Abidjan, 18 avr 2025 (AIP) – Jadis cantonnée aux seuls paysans baoulé émigrés, la fête de Paquinou s’est imposée au fil des années comme un événement d’envergure nationale, mêlant traditions, retrouvailles familiales, et opportunités économiques. Aujourd’hui, elle mobilise l’ensemble de la communauté baoulé, des anciens aux plus jeunes, aussi bien dans les villages qu’en milieu urbain.
Au-delà de la fête, Paquinou est devenue une occasion privilégiée de réflexion collective et d’initiatives communautaires. Mme Akissi Kouamé, membre d’une association de ressortissants de la région du Gbêkê, le souligne avec conviction : « Paquinou rassemble tout le monde. C’est le moment idéal pour lancer des projets utiles à notre communauté. »
À Yopougon Maroc, Kouamé Rachelle, vendeuse de vêtements, voit en cette célébration un moment de joie et de partage. Pour elle, les liens familiaux et sociaux se renforcent à travers les différentes activités festives. « Paqui-nou est avant tout une période de retrouvailles, de partage et de célébration. On mange, on danse, puis on organise des réunions après la fête », témoigne-t-elle avec enthousiasme.
Même engouement chez Konan Bénédicte, couturière à Yopougon Niangon Nord, qui s’active pour honorer ce rendez-vous culturel en retournant dans son village natal. « La célébration au village est plus enrichissante. C’est l’occasion de redécouvrir notre culture, que nos enfants ne connaissent pas toujours », confie-t-elle.
Cette année, elle prévoit de se rendre à Pakouabo, à une vingtaine de kilomètres de Bouaflé, accompagnée de son fils de deux ans.

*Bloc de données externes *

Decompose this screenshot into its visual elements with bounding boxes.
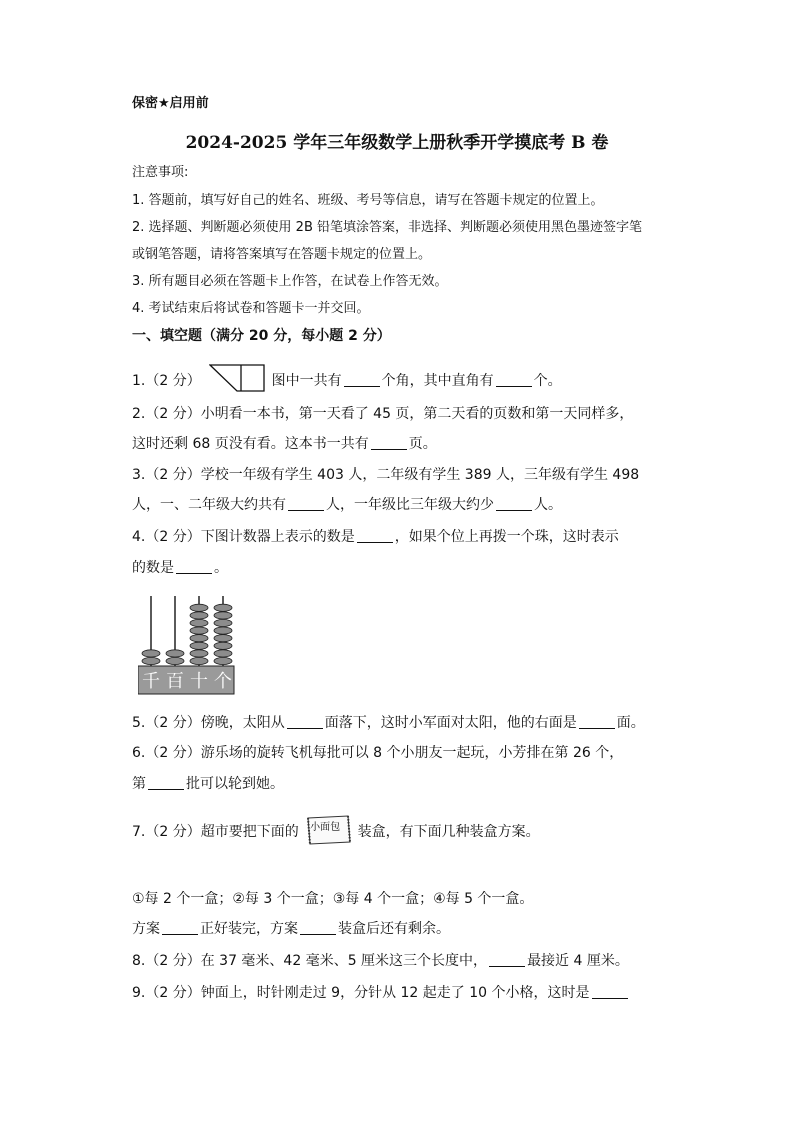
question-7-options: ①每 2 个一盒；②每 3 个一盒；③每 4 个一盒；④每 5 个一盒。 [132,891,534,907]
q9-text-a: 9.（2 分）钟面上，时针刚走过 9，分针从 12 起走了 10 个小格，这时是 [132,985,590,1001]
bread-bag-label: 小面包 [310,822,341,833]
abacus-bead [214,635,232,642]
q1-prefix: 1.（2 分） [132,373,201,389]
q6-text-a: 第 [132,776,146,792]
answer-blank[interactable] [357,528,393,543]
q2-text-a: 这时还剩 68 页没有看。这本书一共有 [132,436,369,452]
question-1 [132,364,562,398]
question-9 [132,983,630,1003]
confidential-mark: 保密★启用前 [132,96,209,111]
question-7 [132,816,540,848]
question-3-line-1: 3.（2 分）学校一年级有学生 403 人，二年级有学生 389 人，三年级有学生 498 [132,467,640,483]
answer-blank[interactable] [162,920,198,935]
q7-text-b: 装盒，有下面几种装盒方案。 [357,824,540,840]
notice-item: 1. 答题前，填写好自己的姓名、班级、考号等信息，请写在答题卡规定的位置上。 [132,193,604,208]
abacus-bead [142,650,160,657]
abacus-bead [190,650,208,657]
q4-text-b: ，如果个位上再拨一个珠，这时表示 [394,529,619,545]
q8-text-b: 最接近 4 厘米。 [527,953,629,969]
question-8 [132,951,629,971]
section-heading: 一、填空题（满分 20 分，每小题 2 分） [132,328,391,344]
q8-text-a: 8.（2 分）在 37 毫米、42 毫米、5 厘米这三个长度中， [132,953,488,969]
angle-figure [209,364,265,398]
question-6-line-1: 6.（2 分）游乐场的旋转飞机每批可以 8 个小朋友一起玩，小芳排在第 26 个， [132,745,624,761]
question-2-line-1: 2.（2 分）小明看一本书，第一天看了 45 页，第二天看的页数和第一天同样多， [132,406,634,422]
abacus-bead [190,642,208,649]
q2-text-b: 页。 [408,436,437,452]
abacus-bead [214,604,232,611]
q4-text-c: 的数是 [132,560,174,576]
abacus-bead [190,657,208,664]
answer-blank[interactable] [496,372,532,387]
abacus-label-tens: 十 [190,671,208,692]
abacus-svg [138,594,238,696]
answer-blank[interactable] [371,435,407,450]
q5-text-b: 面落下，这时小军面对太阳，他的右面是 [324,715,577,731]
question-5 [132,713,645,733]
abacus-bead [190,619,208,626]
answer-blank[interactable] [344,372,380,387]
notice-item: 2. 选择题、判断题必须使用 2B 铅笔填涂答案，非选择、判断题必须使用黑色墨迹签字笔 [132,220,642,235]
question-6-line-2 [132,774,284,794]
answer-blank[interactable] [148,775,184,790]
answer-blank[interactable] [489,952,525,967]
notice-heading: 注意事项: [132,165,189,180]
q4-text-d: 。 [214,560,228,576]
abacus-bead [166,657,184,664]
abacus-bead [214,627,232,634]
abacus-figure [138,594,238,700]
question-4-line-2 [132,558,228,578]
q1-text-c: 个。 [533,373,562,389]
q4-text-a: 4.（2 分）下图计数器上表示的数是 [132,529,355,545]
q7-text-e: 装盒后还有剩余。 [338,921,450,937]
angle-figure-svg [209,364,265,392]
q7-text-d: 正好装完，方案 [200,921,298,937]
abacus-bead [142,657,160,664]
abacus-bead [190,612,208,619]
answer-blank[interactable] [288,496,324,511]
abacus-bead [214,619,232,626]
question-7-line-3 [132,919,450,939]
q1-text-a: 图中一共有 [271,373,342,389]
page-title: 2024-2025 学年三年级数学上册秋季开学摸底考 B 卷 [185,133,609,153]
q1-text-b: 个角，其中直角有 [381,373,494,389]
answer-blank[interactable] [579,714,615,729]
abacus-bead [214,642,232,649]
abacus-bead [190,635,208,642]
q7-text-a: 7.（2 分）超市要把下面的 [132,824,299,840]
question-4-line-1 [132,527,619,547]
q5-text-a: 5.（2 分）傍晚，太阳从 [132,715,285,731]
q3-text-a: 人，一、二年级大约共有 [132,497,286,513]
q3-text-c: 人。 [534,497,562,513]
q7-text-c: 方案 [132,921,160,937]
notice-item: 3. 所有题目必须在答题卡上作答，在试卷上作答无效。 [132,274,448,289]
question-3-line-2 [132,495,562,515]
answer-blank[interactable] [592,984,628,999]
answer-blank[interactable] [176,559,212,574]
answer-blank[interactable] [300,920,336,935]
abacus-bead [190,604,208,611]
abacus-bead [214,657,232,664]
question-2-line-2 [132,434,437,454]
answer-blank[interactable] [287,714,323,729]
abacus-bead [190,627,208,634]
notice-item: 或钢笔答题，请将答案填写在答题卡规定的位置上。 [132,247,432,262]
abacus-label-hundreds: 百 [166,671,184,692]
bread-bag-figure [305,814,351,846]
abacus-bead [214,650,232,657]
notice-item: 4. 考试结束后将试卷和答题卡一并交回。 [132,301,370,316]
q3-text-b: 人，一年级比三年级大约少 [326,497,494,513]
abacus-label-ones: 个 [214,671,232,692]
q6-text-b: 批可以轮到她。 [186,776,284,792]
answer-blank[interactable] [496,496,532,511]
abacus-bead [214,612,232,619]
q5-text-c: 面。 [616,715,645,731]
abacus-bead [166,650,184,657]
abacus-label-thousands: 千 [142,671,160,692]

« Depuis le début de la semaine, des convois partent d’Abidjan vers les villages. L’ambiance là-bas est vraiment unique, c’est pourquoi nous y allons », ajoute-t-elle, tout sourire.
Mais si les villages restent le cœur de la célébration, les villes comme Abidjan ne sont pas en reste. Pacôme Kouassi, journaliste au quotidien Le Mandat, observe que la ferveur reste vive, même loin des terres ancestrales. « Même en ville, l’ambiance est conviviale. Les associations se retrouvent dans les maquis baoulé pour communier dans la simplicité », note-t-il.
Pour le sociologue Dr Amalaman Djédou Martin, enseignant à l’UFR des Sciences sociales de l’Université Peleforo Gon Coulibaly de Korhogo depuis 2013, les jeunes générations citadines perçoivent Paquinou comme une simple fête, un moment de réjouissance collective. Toutefois, précise-t-il, pour les anciens et les aînés sociaux, Paquinou revêt une signification plus profonde.
« C’est une commémoration du retour d’exode des Baoulé de la Basse-Côte et des zones forestières vers le pays baoulé. Elle permet de retrouver les siens, de raffermir les liens de fraternité et de parenté, et de contribuer au développement des villages », explique-t-il.
Face à la notoriété croissante de cette célébration, un plaidoyer est adressé aux ministères de la Culture et du Tourisme, afin que le néologisme ivoirien Paquinou soit labellisé et inscrit au patrimoine immatériel de l’UNESCO, à l’instar du Djéguélé (balafon sénoufo) ou de la ville historique de Grand-Bassam.
Entre enracinement culturel et modernité, Paquinou incarne aujourd’hui une dynamique identitaire forte, au point que des voix s’élèvent pour qu’elle soit reconnue comme patrimoine culturel immatériel. Cette aspiration à une reconnaissance officielle témoigne de l’importance que revêt cette fête pour la communauté baoulé et pour la mémoire collective ivoirienne.